Maya Angelou backstage at the 92Y.
At 92Y’s Unterberg Poetry Center, The Paris Review has copresented an occasional series of live conversations with writers—many of which have formed the foundations of interviews in the quarterly. Now, 92Y and The Paris Review are making recordings of these interviews available at 92Y’s Poetry Center Online and here at The Paris Review. You can consider them the deleted scenes to the printed interviews, or the director’s cuts, or the radio adaptations, or—let’s not dwell on it …
The latest editions to the collection are three poets: Maya Angelou, Denise Levertov, and Gary Snyder.
In this recording from 1988, Maya Angelou, who died this past May, speaks to our founding editor, George Plimpton:
I would be a liar, a hypocrite, or a fool—and I’m not any of those—to say that I don’t write for the reader.

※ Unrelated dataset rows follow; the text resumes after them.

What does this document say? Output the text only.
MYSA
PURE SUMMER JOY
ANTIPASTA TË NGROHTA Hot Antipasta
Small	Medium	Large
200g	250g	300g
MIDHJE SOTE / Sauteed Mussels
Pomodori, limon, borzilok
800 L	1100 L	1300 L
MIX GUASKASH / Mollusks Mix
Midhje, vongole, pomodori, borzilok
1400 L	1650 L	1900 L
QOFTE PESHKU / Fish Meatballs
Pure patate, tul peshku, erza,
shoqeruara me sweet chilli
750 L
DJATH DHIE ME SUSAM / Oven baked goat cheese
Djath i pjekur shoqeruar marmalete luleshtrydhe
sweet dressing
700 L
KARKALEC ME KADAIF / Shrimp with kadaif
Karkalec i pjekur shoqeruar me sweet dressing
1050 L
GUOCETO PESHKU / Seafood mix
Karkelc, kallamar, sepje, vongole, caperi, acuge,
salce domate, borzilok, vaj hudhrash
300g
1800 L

I do. But for the reader who hears, who really will work at it, going behind what I seem to say. So I write for myself and that reader who will pay the dues.
Denise Levertov died in 1997—Kenneth Rexroth called her “the most subtly skillful poet of her generation, the most profound, the most modest, the most moving.” Here she speaks to Deborah Digges in 1991:
Where I live in Seattle, I see a good deal more—more sky, more trees. I can see the lake. And from one upstairs window I can see a bit of Mount Rainier—when it’s out … Who would want a mountain that was out all the time? You’d stop seeing it. It’s wonderful when it comes and goes.
And Gary Snyder, “the poet laureate of deep ecology,” talks to Eliot Weinberger circa 1992:
There’s no question that spending time with your own consciousness is instructive. You learn a lot. You can just watch what goes on in your own mind, and some of the beneficial effects are you get bored with some of your own tapes and quit playing them back to yourself.
We owe these recordings to a generous gift in memory of Christopher Lightfoot Walker, who worked in the art department at The Paris Review and volunteered as an archivist at 92Y’s Poetry Center.